Düsseldorf (dpa/lnw) - Nachdem unter anderem die kompletten Grundrisse der NRW-Staatskanzlei aus Versehen im Internet gelandet sind, sieht die Regierung die Sicherheit des sogenannten Landeshauses nicht gefährdet. Laut einem Bericht an den Hauptausschuss des Landtags soll der Bau- und Liegenschaftsbetrieb (BLB) aber dafür sorgen, dass solch eine Panne nicht noch mal passiert.

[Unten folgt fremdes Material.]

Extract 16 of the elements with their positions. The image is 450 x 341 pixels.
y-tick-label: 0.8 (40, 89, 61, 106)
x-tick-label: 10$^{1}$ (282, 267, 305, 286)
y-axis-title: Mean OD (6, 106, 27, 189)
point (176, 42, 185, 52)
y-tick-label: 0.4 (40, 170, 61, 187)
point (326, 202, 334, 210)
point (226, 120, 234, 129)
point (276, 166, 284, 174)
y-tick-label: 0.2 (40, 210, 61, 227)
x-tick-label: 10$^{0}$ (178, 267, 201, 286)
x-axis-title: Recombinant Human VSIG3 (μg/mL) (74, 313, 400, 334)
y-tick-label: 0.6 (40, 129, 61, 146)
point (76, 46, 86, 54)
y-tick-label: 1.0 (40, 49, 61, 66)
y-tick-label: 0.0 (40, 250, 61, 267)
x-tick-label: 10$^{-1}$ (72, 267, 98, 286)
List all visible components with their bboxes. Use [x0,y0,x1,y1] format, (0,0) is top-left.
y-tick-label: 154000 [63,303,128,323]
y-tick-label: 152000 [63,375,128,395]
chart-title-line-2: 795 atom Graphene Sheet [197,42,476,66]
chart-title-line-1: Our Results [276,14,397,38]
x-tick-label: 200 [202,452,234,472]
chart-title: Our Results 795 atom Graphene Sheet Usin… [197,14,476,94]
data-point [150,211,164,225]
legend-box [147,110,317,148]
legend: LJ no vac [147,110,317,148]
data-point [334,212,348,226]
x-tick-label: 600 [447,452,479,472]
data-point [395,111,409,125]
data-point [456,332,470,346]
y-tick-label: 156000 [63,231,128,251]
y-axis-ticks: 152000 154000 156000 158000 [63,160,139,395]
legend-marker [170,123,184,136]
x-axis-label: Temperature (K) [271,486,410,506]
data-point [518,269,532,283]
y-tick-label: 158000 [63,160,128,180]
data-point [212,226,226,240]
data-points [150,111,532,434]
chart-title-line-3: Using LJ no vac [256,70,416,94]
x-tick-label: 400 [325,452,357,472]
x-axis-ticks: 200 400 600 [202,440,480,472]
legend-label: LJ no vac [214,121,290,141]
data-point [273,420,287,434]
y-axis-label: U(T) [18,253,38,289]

Mittwoch, 20.01.2021, 16:18 Uhr aktualisiert: 20.01.2021, 16:32 Uhr
Der Eingang zur Staatskanzlei in Düsseldorf.
Der Eingang zur Staatskanzlei in Düsseldorf. Foto: Martin Gerten

Anfang Januar waren im Ausschreibungsportal des landeseigenen BLB bei den Unterlagen für geplante Renovierungsarbeiten auch Computer-Simulationen des neuen Kabinettssaals zu sehen, die als Verschlusssache «VS - Nur für den Dienstgebrauch» deklariert waren. Auch die Grundrisse des Landeshauses, das am Düsseldorfer Rhein gelegen ist, waren zugänglich. Nach einer dpa-Anfrage bei der Staatskanzlei wurden die Dokumente sofort gesperrt.

«Da es sich bei den veröffentlichten Anlagen überwiegend lediglich um Gebäudegrundrisse und Lagepläne handelt, die keine Darstellung von sicherheitsrelevanten Maßnahmen beinhaltet, gibt deren Veröffentlichung keinen Anlass zu Planungsänderungen», so das Finanzministerium in seinem Bericht an den Hauptausschuss. Es entstünden so auch «keine Mehrkosten im Bauprojekt. Änderungen der Sicherheitsbewertung des Landeshauses sind nicht veranlasst.»